9. Nip/Tuck, 2003–2010
At its peak, Nip/Tuck was one of the most stylish, intriguing shows on TV. Slinky and sultry and mysterious, naughty and unapologetic. And hell, if the show had ended after season three or four, this would be No. 2 on this list. However, Nip/Tuck did not end when it ought to have and instead dragged its sorry bones to L.A., where it crapped away all its story integrity and became both boring and redundant. Beauty is a curse on the world, though; the Carver was right.

10. Dirt, 2007–2008
FX is almost all cop shows, with a lawyer show, a doctor show, and two criminal shows thrown in. Dirt was about a tabloid editor and the sick sad Hollywood world she covered, replete with addict starlets and closeted movie hunks. The show was grimy as hell, but it also indulged in schizophrenic hallucination sequences (like a woman giving birth to a litter of kittens) that set it apart from a straight-up riff. Not good good, ever, but absolutely trash-good.

11. The Bridge, 2013–2014
The Bridge
’s motto could have been, “we swear, it’s not just another serial-killer show!” Even though it was a serial-killer show, and an opposites-attract buddy-cop drama. But then in the second season, the show picked up its game so hard! And the promise of being a show with something to say was truly realized! Unfortunately, too little too late.

12. Rescue Me, 2004–2011
Maybe FX should start a new rule that everything has to be on the American Horror Story anthology model. Because for a while there, both Nip/Tuck and Rescue Me were fantastic — and then both overstayed their welcomes by many, many years. Early Rescue Me is one of very few shows to ever depict the magical thinking of grief, how truly disorienting it feels, but also how real some of those crazy denial-ideas can be. (I mean, maybe he could come waltzing back through that door! Miracles happen …) The masculine posturing on the series was okay for a while, too, but by the time Tommy raped his estranged wife, there was not a lot left to recommend. The incestuous love webs? The constant character deaths, including children? On and on and on with the same old Tommy/Janet/Sheila stuff, as if Tommy is some great catch?
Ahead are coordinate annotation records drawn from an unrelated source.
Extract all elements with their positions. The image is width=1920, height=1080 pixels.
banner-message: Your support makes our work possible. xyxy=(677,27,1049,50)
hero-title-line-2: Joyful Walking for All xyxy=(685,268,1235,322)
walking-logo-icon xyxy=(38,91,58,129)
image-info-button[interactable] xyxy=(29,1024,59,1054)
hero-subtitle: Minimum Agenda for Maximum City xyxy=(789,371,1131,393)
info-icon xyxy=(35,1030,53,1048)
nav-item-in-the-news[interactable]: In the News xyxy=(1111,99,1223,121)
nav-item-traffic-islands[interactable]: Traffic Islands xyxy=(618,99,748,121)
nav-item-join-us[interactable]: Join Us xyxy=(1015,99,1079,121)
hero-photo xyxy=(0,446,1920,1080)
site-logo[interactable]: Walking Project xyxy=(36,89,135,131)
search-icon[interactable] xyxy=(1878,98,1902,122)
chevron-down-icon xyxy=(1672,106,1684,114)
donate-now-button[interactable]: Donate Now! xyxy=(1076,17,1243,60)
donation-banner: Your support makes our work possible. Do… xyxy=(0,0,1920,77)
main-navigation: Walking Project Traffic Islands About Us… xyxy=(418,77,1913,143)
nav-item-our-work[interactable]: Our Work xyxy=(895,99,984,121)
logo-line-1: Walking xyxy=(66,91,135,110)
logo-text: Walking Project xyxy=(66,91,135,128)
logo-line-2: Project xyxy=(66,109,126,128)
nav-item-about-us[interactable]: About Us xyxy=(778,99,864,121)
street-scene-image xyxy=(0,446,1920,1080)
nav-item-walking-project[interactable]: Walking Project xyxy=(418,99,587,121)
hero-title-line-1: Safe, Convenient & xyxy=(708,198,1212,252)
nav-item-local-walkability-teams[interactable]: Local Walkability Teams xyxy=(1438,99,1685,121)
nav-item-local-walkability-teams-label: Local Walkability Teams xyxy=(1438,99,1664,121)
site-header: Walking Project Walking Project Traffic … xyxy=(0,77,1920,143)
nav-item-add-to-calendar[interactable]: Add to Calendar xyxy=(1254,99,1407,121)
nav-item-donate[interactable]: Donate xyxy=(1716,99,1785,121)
Two-and-a-half fantastic seasons; seven seasons total.

13. Lights Out, 2011
Even the worst show on this list isn’t a bad show. It was mostly just an unnecessary one, and a badly timed one. By the time we met Lights Leary, the boxer, America was pretty maxed out on gruff antiheroes who want to go straight — except this dark underbelly life, see, it calls to them. They’ve got responsibilities, you know. Like their wife — man, she can be a piece of work. And the kids. It’s tough out there, unless you know some guys. One season of respectable but unthrilling drama is enough to land you at the bottom of this list. Sorry, Lights Out.